In the same issue of JAMA, Zhaoping Li and David Heber from UCLA have published an editorial and make an argument that because we frequently rely on BMI (which is a function of height, weight, gender, age) that we may have underestimated the magnitude of the obesity epidemic.” Actually it has been estimated at about 30 to 33% of the American population are obese (about 65% are overweight/obese) – that’s bad enough. As an example, athletes can have a high BMI that is mostly calorie-burning muscle mass, while an overweight person can have a high BMI with a meager proportion of fat-burning muscle. Certainly the BMI does not tell the entire story. If we’re gaining weight by consuming too many unhealthy carbohydrates (soda, cookies, pastries, snack foods) and not enough healthy carbs and protein – then we likely have even more fat stored than protein (lean tissue) and our BMI does not reflect the lack of muscle tissue. Ouch!! That metabolically inactive fat is the bane to health and weight management.

The bottom line:

  • Consume enough protein to protect your lean body tissue. See Protein: How Much? Which Sources?
  • Don’t go on a low-protein or high-protein-low carb eating regimen
  • Do reduce simple empty carbs like sugar, but increase good carb sources within portion sizes wise for you.

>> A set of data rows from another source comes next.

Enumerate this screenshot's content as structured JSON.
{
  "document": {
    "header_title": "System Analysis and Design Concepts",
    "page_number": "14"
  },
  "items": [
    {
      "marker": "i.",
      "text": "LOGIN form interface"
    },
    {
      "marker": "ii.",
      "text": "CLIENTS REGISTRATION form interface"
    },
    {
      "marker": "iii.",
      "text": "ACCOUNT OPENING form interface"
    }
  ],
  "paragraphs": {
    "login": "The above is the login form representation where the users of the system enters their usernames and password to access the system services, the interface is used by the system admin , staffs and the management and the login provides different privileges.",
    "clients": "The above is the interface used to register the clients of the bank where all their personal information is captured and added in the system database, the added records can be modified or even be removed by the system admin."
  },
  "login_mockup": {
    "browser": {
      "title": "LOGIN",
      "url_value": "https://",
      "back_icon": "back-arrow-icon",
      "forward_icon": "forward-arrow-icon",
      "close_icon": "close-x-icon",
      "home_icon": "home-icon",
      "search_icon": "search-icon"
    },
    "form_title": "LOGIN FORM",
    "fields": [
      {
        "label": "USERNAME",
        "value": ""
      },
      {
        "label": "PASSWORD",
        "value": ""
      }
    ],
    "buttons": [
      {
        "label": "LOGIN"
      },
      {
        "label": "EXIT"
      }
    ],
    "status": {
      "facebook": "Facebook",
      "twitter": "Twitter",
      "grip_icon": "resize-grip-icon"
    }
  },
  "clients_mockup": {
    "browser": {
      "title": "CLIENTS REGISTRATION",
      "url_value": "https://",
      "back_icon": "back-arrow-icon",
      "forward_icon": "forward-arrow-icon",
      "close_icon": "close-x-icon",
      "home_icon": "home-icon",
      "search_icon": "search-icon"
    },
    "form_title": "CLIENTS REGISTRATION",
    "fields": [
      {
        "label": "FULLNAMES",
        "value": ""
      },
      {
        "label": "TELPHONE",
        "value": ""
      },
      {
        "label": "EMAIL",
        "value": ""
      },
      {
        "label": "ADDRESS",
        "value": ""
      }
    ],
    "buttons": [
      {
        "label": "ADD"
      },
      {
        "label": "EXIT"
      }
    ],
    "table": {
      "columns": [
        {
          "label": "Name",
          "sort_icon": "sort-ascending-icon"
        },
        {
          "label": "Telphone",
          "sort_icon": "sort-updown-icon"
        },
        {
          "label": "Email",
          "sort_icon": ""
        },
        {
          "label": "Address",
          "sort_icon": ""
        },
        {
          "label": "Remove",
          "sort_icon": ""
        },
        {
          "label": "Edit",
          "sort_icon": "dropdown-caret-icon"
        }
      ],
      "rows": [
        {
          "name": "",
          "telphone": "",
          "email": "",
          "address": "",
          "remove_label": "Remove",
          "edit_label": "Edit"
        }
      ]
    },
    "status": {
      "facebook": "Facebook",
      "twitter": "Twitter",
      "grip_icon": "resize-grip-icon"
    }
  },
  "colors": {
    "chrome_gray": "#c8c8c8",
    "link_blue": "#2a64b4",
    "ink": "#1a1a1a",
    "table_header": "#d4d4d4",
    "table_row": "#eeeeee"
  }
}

I hope this will help you understand that any eating plan that does not provide a balance of the macronutrients (protein, carbohydrates and fat) is not a healthy weight management plan. The best choice that you can make is to take steps (not leaps, but reasonably small steps). Work to continuously revise your eating habits. That way you end up already eating in a sustainable manner. Any time you get on an imbalanced, short-term weight loss plan; it really won’t support your goal to maintain the weight loss long term; nor will it support a healthy body. Lastly, don’t forget, if you eat too much, even if it’s a good food, it will lead to weight gain. Control those portions! Calories really do count!